The darkly mottled wall of the right ventricle, and the white apical scar, told her this heart’s sad story. An old myocardial infarction, months or even years old, had already destroyed part of the left ventricular wall. Then, sometime in the last twenty-four hours, a fresh infarction had occurred. A thrombus had blocked off the right coronary artery, strangling the flow of blood to the muscle of the right ventricle.

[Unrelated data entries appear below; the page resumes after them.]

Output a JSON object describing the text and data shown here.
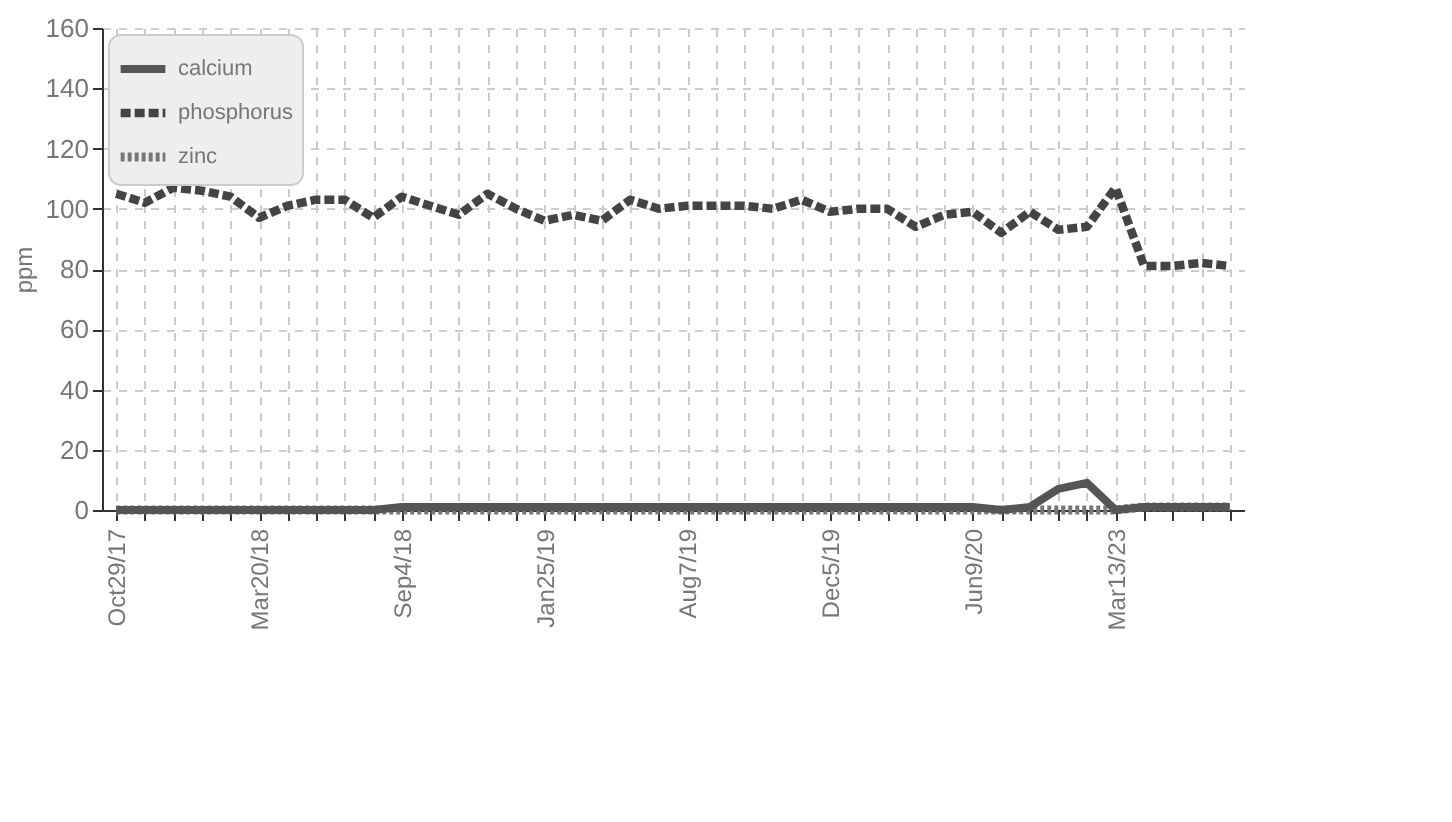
{
  "chart_data": {
    "type": "line",
    "ylabel": "ppm",
    "categories": [
      "Oct29/17",
      null,
      null,
      null,
      null,
      "Mar20/18",
      null,
      null,
      null,
      null,
      "Sep4/18",
      null,
      null,
      null,
      null,
      "Jan25/19",
      null,
      null,
      null,
      null,
      "Aug7/19",
      null,
      null,
      null,
      null,
      "Dec5/19",
      null,
      null,
      null,
      null,
      "Jun9/20",
      null,
      null,
      null,
      null,
      "Mar13/23",
      null,
      null,
      null,
      null
    ],
    "series": [
      {
        "name": "calcium",
        "color": "#555555",
        "line_style": "solid",
        "values": [
          0,
          0,
          0,
          0,
          0,
          0,
          0,
          0,
          0,
          0,
          1,
          1,
          1,
          1,
          1,
          1,
          1,
          1,
          1,
          1,
          1,
          1,
          1,
          1,
          1,
          1,
          1,
          1,
          1,
          1,
          1,
          0,
          1,
          7,
          9,
          0,
          1,
          1,
          1,
          1
        ]
      },
      {
        "name": "phosphorus",
        "color": "#444444",
        "line_style": "dashed",
        "values": [
          105,
          102,
          107,
          106,
          104,
          97,
          101,
          103,
          103,
          97,
          104,
          101,
          98,
          105,
          100,
          96,
          98,
          96,
          103,
          100,
          101,
          101,
          101,
          100,
          103,
          99,
          100,
          100,
          94,
          98,
          99,
          92,
          99,
          93,
          94,
          107,
          81,
          81,
          82,
          81
        ]
      },
      {
        "name": "zinc",
        "color": "#777777",
        "line_style": "dotted",
        "values": [
          0,
          0,
          0,
          0,
          0,
          0,
          0,
          0,
          0,
          0,
          0,
          0,
          0,
          0,
          0,
          0,
          0,
          0,
          0,
          0,
          0,
          0,
          0,
          0,
          0,
          0,
          0,
          0,
          0,
          0,
          0,
          0,
          0,
          0,
          0,
          0,
          1,
          1,
          1,
          1
        ]
      }
    ],
    "ylim": [
      0,
      160
    ],
    "yticks": [
      0,
      20,
      40,
      60,
      80,
      100,
      120,
      140,
      160
    ],
    "grid": true,
    "legend": "top left"
  }
}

She resected tissue for histology, already knowing what she would see under the microscope. Coagulation and necrosis. The invasion of white cells, moving in like a defending army. Perhaps Mr. Samuel Knight thought the discomfort in his chest was just a bout of indigestion. Too much lunch, shouldn’t have eaten all those onions. Maybe Pepto-Bismol would do the trick. Or perhaps there’d been more ominous signs which he chose to ignore: the weight on his chest, the shortness of breath. Surely it did not occur to him that he was having a heart attack.
That, a day later, he would be dead of an arrhythmia.
The heart now lay open and sectioned on the board. She looked at the torso, missing all its organs. So ends your business trip to Boston, she thought. No surprises here. No foul play, except for the abuse you heaped on your own body, Mr. Knight.